With respect to lots of fights I would consider looking at why those fights are happening. For guys in serious relationships FB should not be the cause of fights. There is only two reasons for fights resulting from FB -- engaging in behaviour you shouldn't or dating someone who is easily excitable and overreacts. In both cases the problem is not FB.
02-15-2012 , 06:50 PM
Quote:
Originally Posted by CalledDownLight
this type of thing would lead to a fight with some people (apparently not you, nor myself). or maybe a guy that youre friends with but clearly likes you posts something that your bf construes as flirty on your wall. boom, now he might be jealous or upset over something meaningless that could have been avoided. maybe someone posts an old picture of you at a party hammered with some other guy. this could also lead to a problem with some guys.
Don't date people like that. Removing FB does not prevent this type of insane jealousy from manifesting itself.
02-15-2012 , 06:56 PM
i still dont understand the appeal of facebook and prob never will
02-15-2012 , 07:00 PM
Quote:
Originally Posted by Henry17
Don't date people like that. Removing FB does not prevent this type of insane jealousy from manifesting itself.

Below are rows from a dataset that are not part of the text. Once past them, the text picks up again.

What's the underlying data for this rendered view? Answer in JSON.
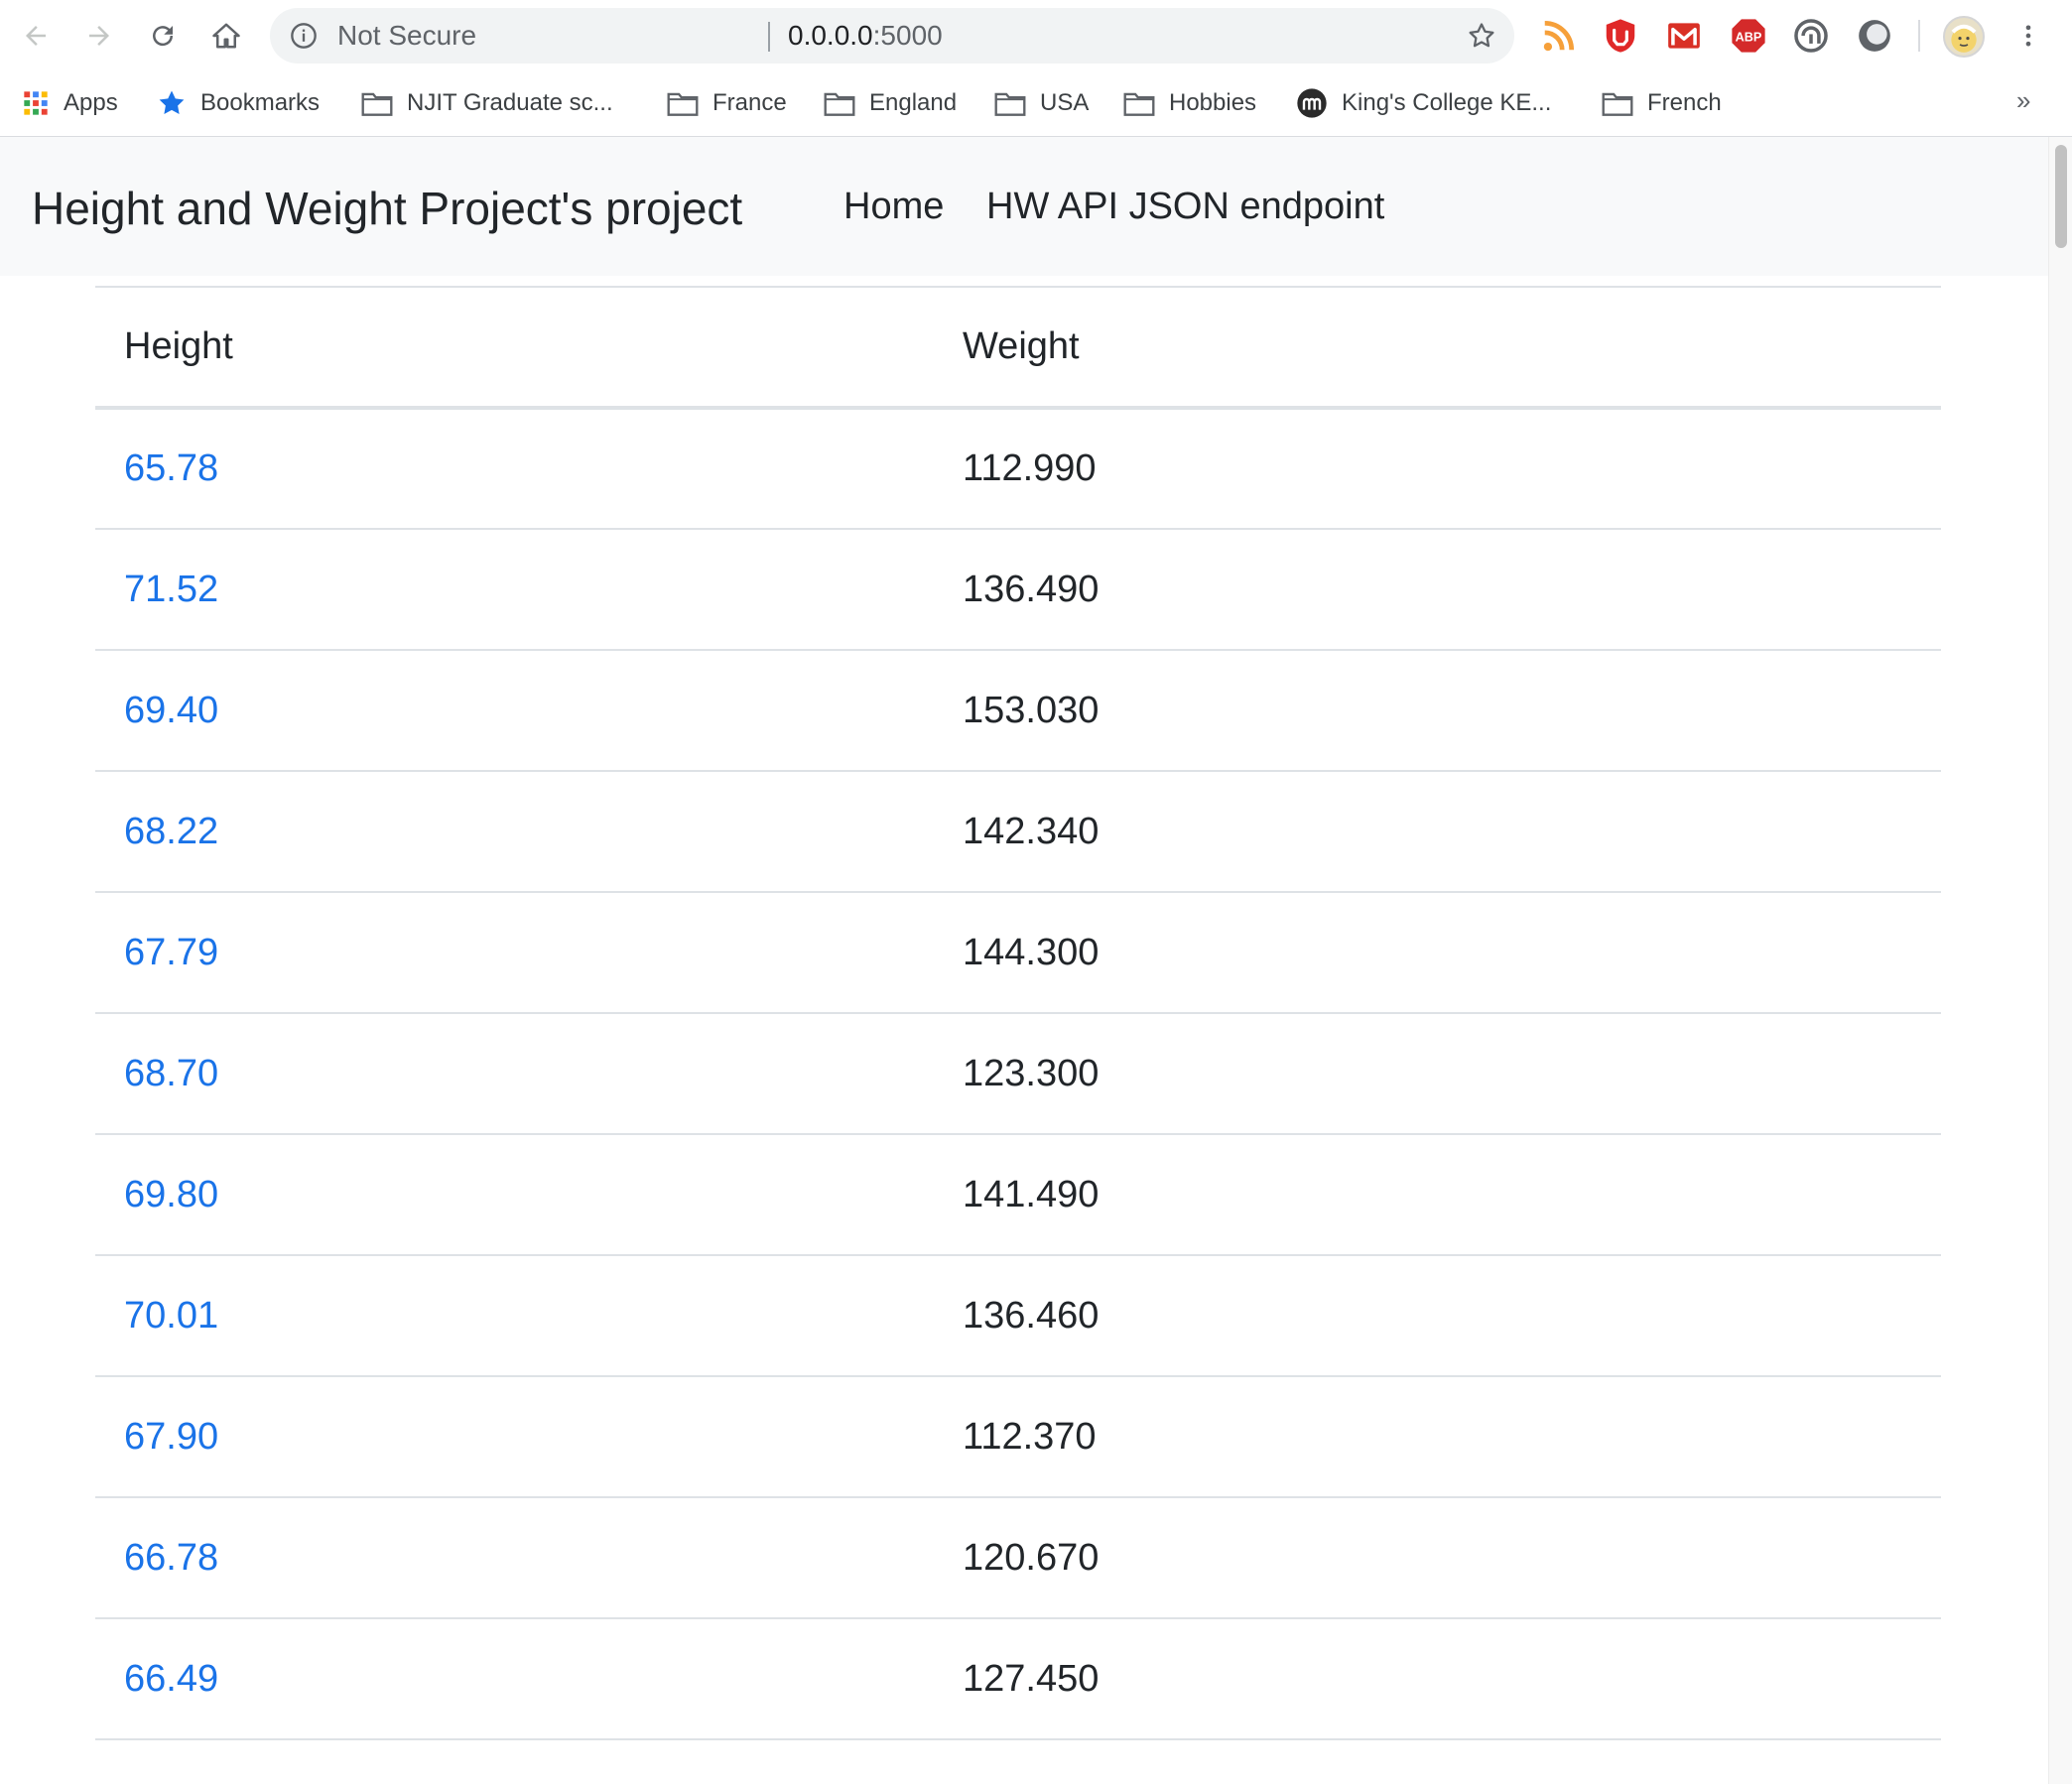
{
  "browser": {
    "security_label": "Not Secure",
    "url_host": "0.0.0.0",
    "url_port": ":5000"
  },
  "bookmarks": {
    "items": [
      {
        "label": "Apps",
        "icon": "apps-grid-icon"
      },
      {
        "label": "Bookmarks",
        "icon": "star-icon"
      },
      {
        "label": "NJIT Graduate sc...",
        "icon": "folder-icon"
      },
      {
        "label": "France",
        "icon": "folder-icon"
      },
      {
        "label": "England",
        "icon": "folder-icon"
      },
      {
        "label": "USA",
        "icon": "folder-icon"
      },
      {
        "label": "Hobbies",
        "icon": "folder-icon"
      },
      {
        "label": "King's College KE...",
        "icon": "moodle-icon"
      },
      {
        "label": "French",
        "icon": "folder-icon"
      }
    ],
    "more": "»"
  },
  "navbar": {
    "brand": "Height and Weight Project's project",
    "links": [
      "Home",
      "HW API JSON endpoint"
    ]
  },
  "table": {
    "headers": [
      "Height",
      "Weight"
    ],
    "rows": [
      {
        "height": "65.78",
        "weight": "112.990"
      },
      {
        "height": "71.52",
        "weight": "136.490"
      },
      {
        "height": "69.40",
        "weight": "153.030"
      },
      {
        "height": "68.22",
        "weight": "142.340"
      },
      {
        "height": "67.79",
        "weight": "144.300"
      },
      {
        "height": "68.70",
        "weight": "123.300"
      },
      {
        "height": "69.80",
        "weight": "141.490"
      },
      {
        "height": "70.01",
        "weight": "136.460"
      },
      {
        "height": "67.90",
        "weight": "112.370"
      },
      {
        "height": "66.78",
        "weight": "120.670"
      },
      {
        "height": "66.49",
        "weight": "127.450"
      }
    ]
  },
  "colors": {
    "link": "#1a73e8",
    "navbar_bg": "#f8f9fa",
    "rss": "#f6a03a",
    "stop": "#e02828",
    "gmail": "#d93025",
    "abp": "#d42a2a"
  }
}
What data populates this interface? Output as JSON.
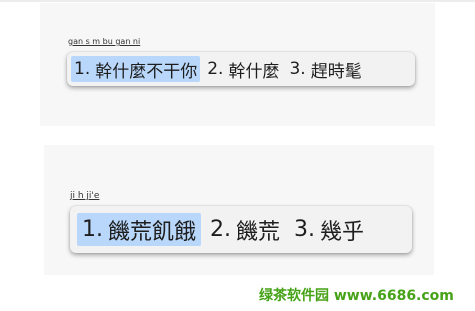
{
  "examples": [
    {
      "preedit": "gan s m bu gan ni",
      "candidates": [
        {
          "number": "1.",
          "text": "幹什麼不干你",
          "selected": true
        },
        {
          "number": "2.",
          "text": "幹什麼",
          "selected": false
        },
        {
          "number": "3.",
          "text": "趕時髦",
          "selected": false
        }
      ]
    },
    {
      "preedit": "ji h ji'e",
      "candidates": [
        {
          "number": "1.",
          "text": "饑荒飢餓",
          "selected": true
        },
        {
          "number": "2.",
          "text": "饑荒",
          "selected": false
        },
        {
          "number": "3.",
          "text": "幾乎",
          "selected": false
        }
      ]
    }
  ],
  "watermark": "绿茶软件园 www.6686.com",
  "colors": {
    "selection": "#b8d7fa",
    "watermark": "#46a317"
  }
}
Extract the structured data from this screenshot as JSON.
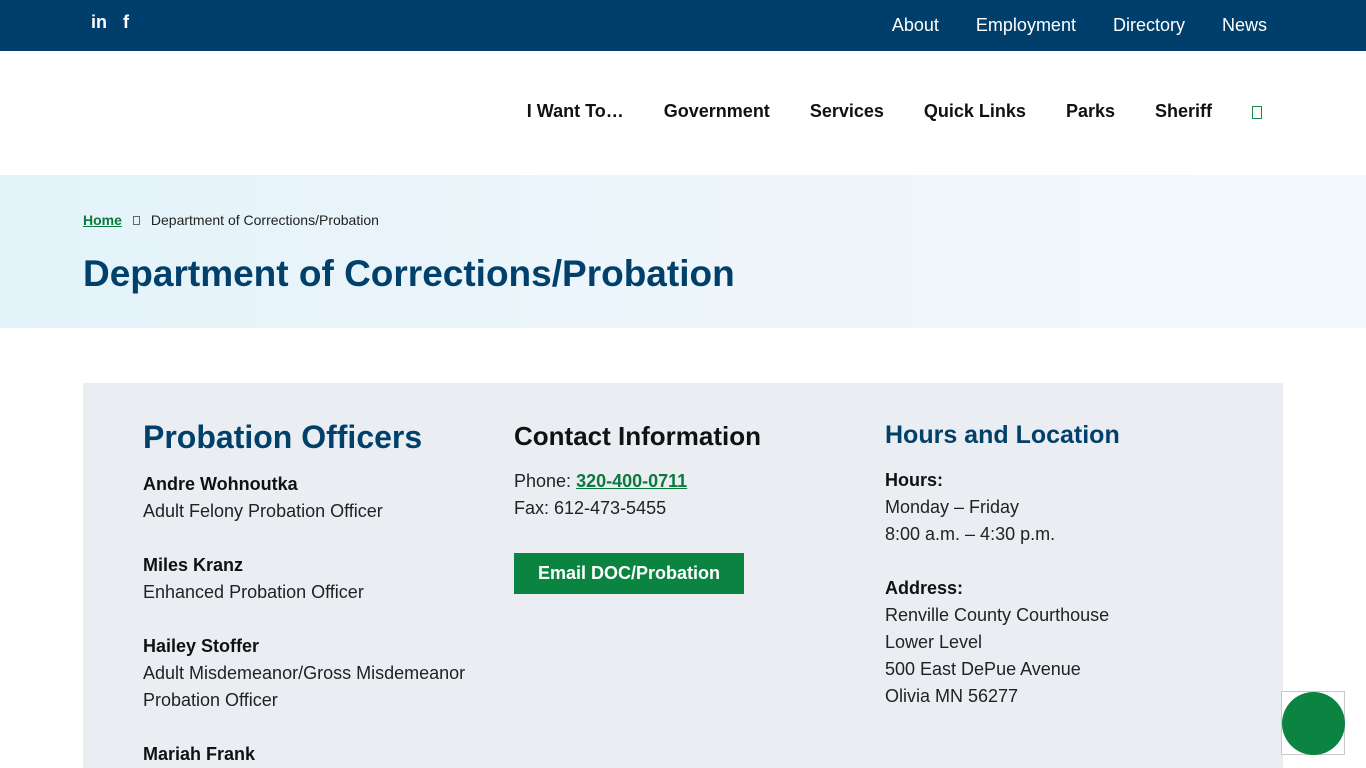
{
  "topbar": {
    "social": [
      {
        "label": "in",
        "icon": "linkedin-icon"
      },
      {
        "label": "f",
        "icon": "facebook-icon"
      }
    ],
    "links": [
      "About",
      "Employment",
      "Directory",
      "News"
    ]
  },
  "mainnav": {
    "items": [
      "I Want To…",
      "Government",
      "Services",
      "Quick Links",
      "Parks",
      "Sheriff"
    ],
    "search_icon": "search-icon"
  },
  "hero": {
    "breadcrumb_home": "Home",
    "breadcrumb_current": "Department of Corrections/Probation",
    "title": "Department of Corrections/Probation"
  },
  "officers": {
    "heading": "Probation Officers",
    "list": [
      {
        "name": "Andre Wohnoutka",
        "role": "Adult Felony Probation Officer"
      },
      {
        "name": "Miles Kranz",
        "role": "Enhanced Probation Officer"
      },
      {
        "name": "Hailey Stoffer",
        "role": "Adult Misdemeanor/Gross Misdemeanor Probation Officer"
      },
      {
        "name": "Mariah Frank",
        "role": ""
      }
    ]
  },
  "contact": {
    "heading": "Contact Information",
    "phone_label": "Phone: ",
    "phone": "320-400-0711",
    "fax": "Fax: 612-473-5455",
    "email_button": "Email DOC/Probation"
  },
  "hours": {
    "heading": "Hours and Location",
    "hours_label": "Hours:",
    "days": "Monday – Friday",
    "time": "8:00 a.m. – 4:30 p.m.",
    "address_label": "Address:",
    "address": [
      "Renville County Courthouse",
      "Lower Level",
      "500 East DePue Avenue",
      "Olivia MN 56277"
    ]
  },
  "colors": {
    "navy": "#003f6b",
    "title_blue": "#00406a",
    "green": "#0b8442",
    "panel": "#eaeef2"
  }
}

I dont date people like this.
02-15-2012 , 07:02 PM
Also, I tend to think the people who would care about being listed as in a relationship on facebook are the same ones who would make a big deal out of things posted that should be non-issues.
02-15-2012 , 07:33 PM
Pretty much everyone would care that their serious relations would not acknowledge them on FB. If we took a poll on any female-centric site it would be 99%+ who would have an issue with this. I think even guys you'd likely get 80%+ would be upset if their SO refused to be friends with them on FB.

diskoteque,

I don't either. It is useful if you need to organize a birthday party and it offers a better version of e-mail but that is all the value I see.